ABD, İngiltere, Fransa ve İsrail bir olmuş, Suriye'ye füze yağdırmış. Ondan önce İsrail'in füzeleriyle sarsılmış o topraklarda yaşayan halk. Ama İngiliz cihadının "sustalı maymun"ları "yüreğimiz soğumadı" diyor. 

Lawrence'in çocuklarının kanatları altında bugüne kadar ülkesine kin besleyen ve sinsice altını oymak için karanlık işler çeviren "sustalı maymun"lardan söz ediyorum. Türkiye'de 15 Temmuz'u başaramayınca, Suudi Arabistan'da ve Ürdün'de "saray darbesi" yapan "küresel çete"nin sözde İslamcı geçinen "cizvit papazları"ndan...

Açalım biraz daha.

Emperyalizmin iç savaş çıkardığı Suriye'nin Doğu Guta bölgesi uzun süredir birkaç grubun elinde. Bu gruplar, El Kaide ve IŞİD'in değişik türevleri olarak ortaya çıkmış, ancak "başına buyruk" gibi gözüken örgütler. Ellerinde silah, kendi koydukları kuralları "kanun" yerine koyup, halka dayatıyor. Tıpkı İdlib'de Türkiye'nin devreye girene kadar yaşananlar gibi... Tıpkı, Rakka'da, Deyrzor'da IŞİD işgali sürerken yaşananlar gibi...

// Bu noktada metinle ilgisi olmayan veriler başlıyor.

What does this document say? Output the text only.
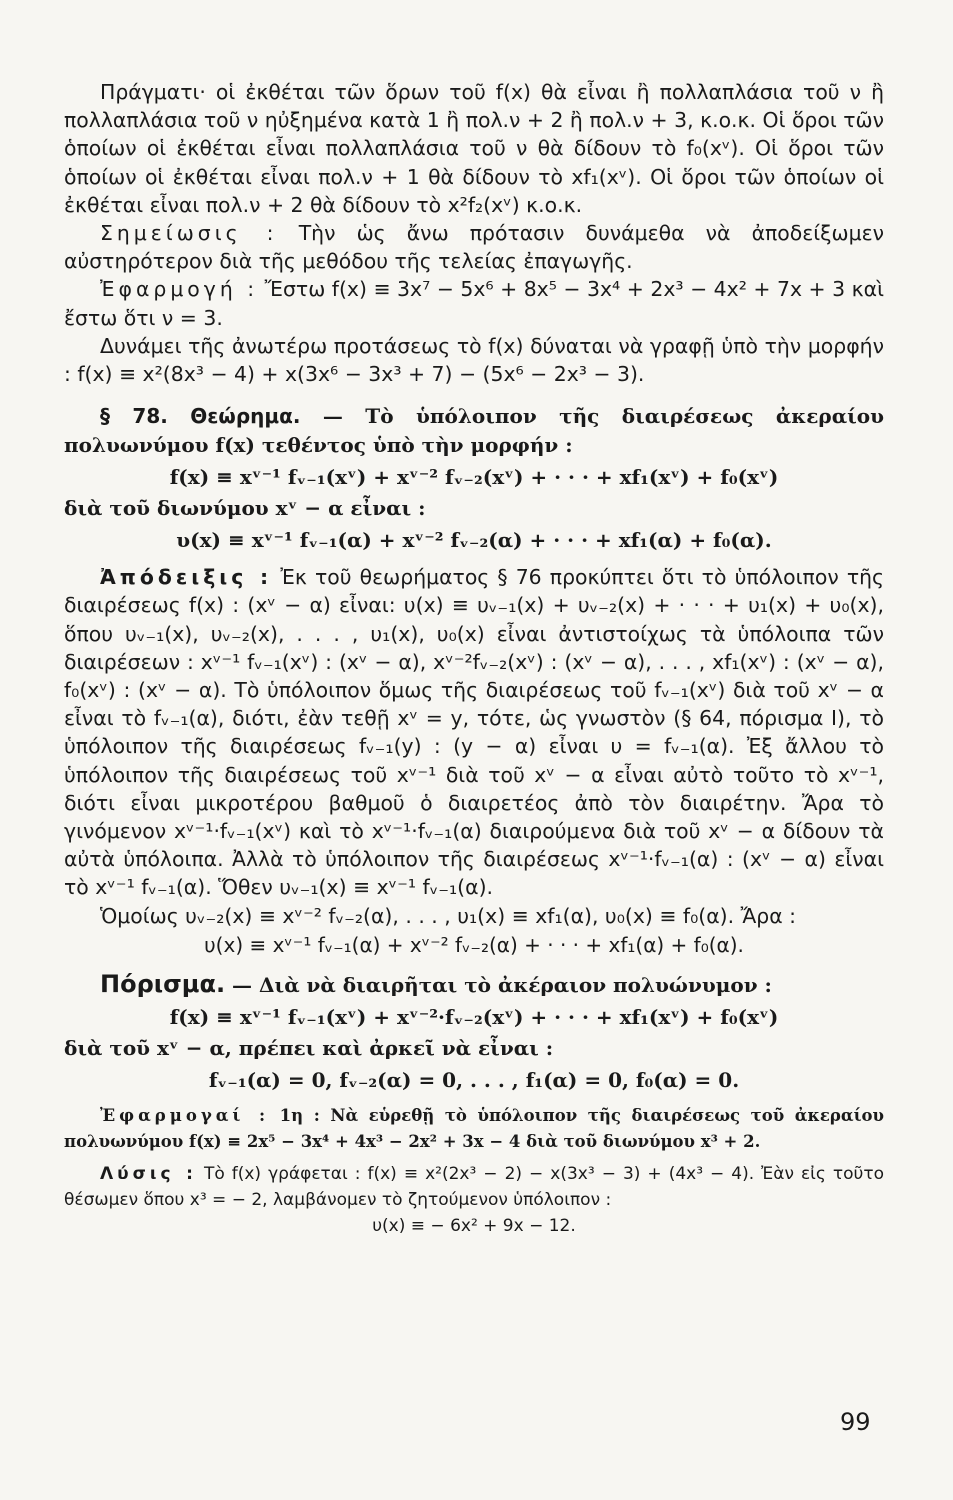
Πράγματι· οἱ ἐκθέται τῶν ὅρων τοῦ f(x) θὰ εἶναι ἢ πολλαπλάσια τοῦ ν ἢ πολλαπλάσια τοῦ ν ηὐξημένα κατὰ 1 ἢ πολ.ν + 2 ἢ πολ.ν + 3, κ.ο.κ. Οἱ ὅροι τῶν ὁποίων οἱ ἐκθέται εἶναι πολλαπλάσια τοῦ ν θὰ δίδουν τὸ f₀(xᵛ). Οἱ ὅροι τῶν ὁποίων οἱ ἐκθέται εἶναι πολ.ν + 1 θὰ δίδουν τὸ xf₁(xᵛ). Οἱ ὅροι τῶν ὁποίων οἱ ἐκθέται εἶναι πολ.ν + 2 θὰ δίδουν τὸ x²f₂(xᵛ) κ.ο.κ.

Σημείωσις : Τὴν ὡς ἄνω πρότασιν δυνάμεθα νὰ ἀποδείξωμεν αὐστηρότερον διὰ τῆς μεθόδου τῆς τελείας ἐπαγωγῆς.

Ἐφαρμογή : Ἔστω f(x) ≡ 3x⁷ − 5x⁶ + 8x⁵ − 3x⁴ + 2x³ − 4x² + 7x + 3 καὶ ἔστω ὅτι ν = 3.

Δυνάμει τῆς ἀνωτέρω προτάσεως τὸ f(x) δύναται νὰ γραφῇ ὑπὸ τὴν μορφήν : f(x) ≡ x²(8x³ − 4) + x(3x⁶ − 3x³ + 7) − (5x⁶ − 2x³ − 3).

§ 78. Θεώρημα. — Τὸ ὑπόλοιπον τῆς διαιρέσεως ἀκεραίου πολυωνύμου f(x) τεθέντος ὑπὸ τὴν μορφήν :

f(x) ≡ xᵛ⁻¹ fᵥ₋₁(xᵛ) + xᵛ⁻² fᵥ₋₂(xᵛ) + · · · + xf₁(xᵛ) + f₀(xᵛ)

διὰ τοῦ διωνύμου xᵛ − α εἶναι :

υ(x) ≡ xᵛ⁻¹ fᵥ₋₁(α) + xᵛ⁻² fᵥ₋₂(α) + · · · + xf₁(α) + f₀(α).

Ἀπόδειξις : Ἐκ τοῦ θεωρήματος § 76 προκύπτει ὅτι τὸ ὑπόλοιπον τῆς διαιρέσεως f(x) : (xᵛ − α) εἶναι: υ(x) ≡ υᵥ₋₁(x) + υᵥ₋₂(x) + · · · + υ₁(x) + υ₀(x), ὅπου υᵥ₋₁(x), υᵥ₋₂(x), . . . , υ₁(x), υ₀(x) εἶναι ἀντιστοίχως τὰ ὑπόλοιπα τῶν διαιρέσεων : xᵛ⁻¹ fᵥ₋₁(xᵛ) : (xᵛ − α), xᵛ⁻²fᵥ₋₂(xᵛ) : (xᵛ − α), . . . , xf₁(xᵛ) : (xᵛ − α), f₀(xᵛ) : (xᵛ − α). Τὸ ὑπόλοιπον ὅμως τῆς διαιρέσεως τοῦ fᵥ₋₁(xᵛ) διὰ τοῦ xᵛ − α εἶναι τὸ fᵥ₋₁(α), διότι, ἐὰν τεθῇ xᵛ = y, τότε, ὡς γνωστὸν (§ 64, πόρισμα I), τὸ ὑπόλοιπον τῆς διαιρέσεως fᵥ₋₁(y) : (y − α) εἶναι υ = fᵥ₋₁(α). Ἐξ ἄλλου τὸ ὑπόλοιπον τῆς διαιρέσεως τοῦ xᵛ⁻¹ διὰ τοῦ xᵛ − α εἶναι αὐτὸ τοῦτο τὸ xᵛ⁻¹, διότι εἶναι μικροτέρου βαθμοῦ ὁ διαιρετέος ἀπὸ τὸν διαιρέτην. Ἄρα τὸ γινόμενον xᵛ⁻¹·fᵥ₋₁(xᵛ) καὶ τὸ xᵛ⁻¹·fᵥ₋₁(α) διαιρούμενα διὰ τοῦ xᵛ − α δίδουν τὰ αὐτὰ ὑπόλοιπα. Ἀλλὰ τὸ ὑπόλοιπον τῆς διαιρέσεως xᵛ⁻¹·fᵥ₋₁(α) : (xᵛ − α) εἶναι τὸ xᵛ⁻¹ fᵥ₋₁(α). Ὅθεν υᵥ₋₁(x) ≡ xᵛ⁻¹ fᵥ₋₁(α).

Ὁμοίως υᵥ₋₂(x) ≡ xᵛ⁻² fᵥ₋₂(α), . . . , υ₁(x) ≡ xf₁(α), υ₀(x) ≡ f₀(α). Ἄρα :

υ(x) ≡ xᵛ⁻¹ fᵥ₋₁(α) + xᵛ⁻² fᵥ₋₂(α) + · · · + xf₁(α) + f₀(α).

Πόρισμα. — Διὰ νὰ διαιρῆται τὸ ἀκέραιον πολυώνυμον :

f(x) ≡ xᵛ⁻¹ fᵥ₋₁(xᵛ) + xᵛ⁻²·fᵥ₋₂(xᵛ) + · · · + xf₁(xᵛ) + f₀(xᵛ)

διὰ τοῦ xᵛ − α, πρέπει καὶ ἀρκεῖ νὰ εἶναι :

fᵥ₋₁(α) = 0, fᵥ₋₂(α) = 0, . . . , f₁(α) = 0, f₀(α) = 0.

Ἐφαρμογαί : 1η : Νὰ εὑρεθῇ τὸ ὑπόλοιπον τῆς διαιρέσεως τοῦ ἀκεραίου πολυωνύμου f(x) ≡ 2x⁵ − 3x⁴ + 4x³ − 2x² + 3x − 4 διὰ τοῦ διωνύμου x³ + 2.

Λύσις : Τὸ f(x) γράφεται : f(x) ≡ x²(2x³ − 2) − x(3x³ − 3) + (4x³ − 4). Ἐὰν εἰς τοῦτο θέσωμεν ὅπου x³ = − 2, λαμβάνομεν τὸ ζητούμενον ὑπόλοιπον :

υ(x) ≡ − 6x² + 9x − 12.

99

İçimizdeki İngilizler, onları "rejim muhalifi" olarak adlandırıyor. "Terörist" demeye dilleri varmıyor, hele hele "kafa kesici katiller" olduklarının görülmemesi için her türlü "örtme-sıvama" operasyonunu yapıyorlar. 

* * * 

Silahları, ABD, İngiliz, Fransız, Suudi Arabistan, Ürdün vb. ülkelerden geliyor. Silahı ne zaman, nasıl ve hangi hallerde kullanacaklarına kendileri karar veriyor. Tıpkı, PKK/PYD, IŞİD, El Kaide, Taliban gibi... Ama onlara "terörist" diyemiyor, "rejim muhalifi" diyorlar.

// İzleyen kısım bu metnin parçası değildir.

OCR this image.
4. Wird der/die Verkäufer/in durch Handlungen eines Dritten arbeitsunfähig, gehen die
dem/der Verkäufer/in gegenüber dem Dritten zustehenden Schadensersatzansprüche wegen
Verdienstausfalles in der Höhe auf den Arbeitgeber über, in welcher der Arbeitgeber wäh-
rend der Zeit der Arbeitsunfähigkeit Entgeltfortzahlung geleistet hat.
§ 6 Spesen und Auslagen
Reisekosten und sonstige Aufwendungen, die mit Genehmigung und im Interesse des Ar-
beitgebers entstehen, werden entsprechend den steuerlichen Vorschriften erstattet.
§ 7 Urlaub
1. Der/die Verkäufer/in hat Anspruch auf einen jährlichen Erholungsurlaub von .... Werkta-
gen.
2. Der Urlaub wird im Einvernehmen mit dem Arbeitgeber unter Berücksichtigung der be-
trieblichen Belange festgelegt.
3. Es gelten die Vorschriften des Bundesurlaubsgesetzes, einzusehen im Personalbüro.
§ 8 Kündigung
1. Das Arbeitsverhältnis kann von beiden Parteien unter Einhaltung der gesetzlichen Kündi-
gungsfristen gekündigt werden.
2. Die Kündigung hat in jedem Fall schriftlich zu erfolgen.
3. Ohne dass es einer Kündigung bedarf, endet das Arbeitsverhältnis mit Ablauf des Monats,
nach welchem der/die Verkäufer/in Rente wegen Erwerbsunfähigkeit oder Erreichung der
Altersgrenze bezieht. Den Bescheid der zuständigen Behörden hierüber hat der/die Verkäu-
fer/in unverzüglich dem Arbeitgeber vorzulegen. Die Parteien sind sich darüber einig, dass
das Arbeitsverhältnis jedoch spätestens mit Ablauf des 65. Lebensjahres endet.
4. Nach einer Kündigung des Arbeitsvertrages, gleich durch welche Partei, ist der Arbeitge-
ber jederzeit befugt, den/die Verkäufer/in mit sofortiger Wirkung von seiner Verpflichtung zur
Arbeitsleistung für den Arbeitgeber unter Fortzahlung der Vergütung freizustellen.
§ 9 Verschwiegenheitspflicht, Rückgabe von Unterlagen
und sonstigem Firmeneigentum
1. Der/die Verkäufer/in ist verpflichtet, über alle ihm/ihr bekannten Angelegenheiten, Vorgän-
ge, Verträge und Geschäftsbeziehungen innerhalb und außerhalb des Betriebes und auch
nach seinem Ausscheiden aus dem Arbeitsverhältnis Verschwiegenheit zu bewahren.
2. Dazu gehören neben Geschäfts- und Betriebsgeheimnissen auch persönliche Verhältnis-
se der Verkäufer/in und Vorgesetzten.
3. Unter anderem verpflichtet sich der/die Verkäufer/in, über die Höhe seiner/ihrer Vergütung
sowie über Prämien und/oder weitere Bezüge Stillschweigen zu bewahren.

BM'de "yasal hükümet" olarak tanınan Şam yönetimi, o bölgeyi uzun süredir kuşatma altında tutuyor. Türkiye'nin, terör örgütü PKK/PYD'ye Afrin'de gerçekleştirdiği harekatta yaptığı gibi "hilal" şeklinde değil kuşatma. O yüzden "kaçma" şansları da yok. Bir yandan çatışmalar, bombardımanlar sürüyor, diğer yandan da pazarlıklar. Sivil halkın bölgeyi terk etmesine izin vermiyor, rehin tutuyorlar ilk önce. Diktatör Esad, abandıkça abanıyor, vurdukça vuruyor. Sonunda "anlaşmalı bir çekilme" programı hazırlanıyor, bölgenin çoğu boşaltılıyor. Duma'da kalan bir grup "terörist" ve "sivil halk" da çekilmek üzere iken, bir kimyasal saldırı yaşanıyor. Ya da yaşandığı iddia ediliyor...

İddia eden, görüntüleri kaydeden, delilleri ulaştıran kim? Beyaz Kasklılar denilen bir sivil savunma grubu.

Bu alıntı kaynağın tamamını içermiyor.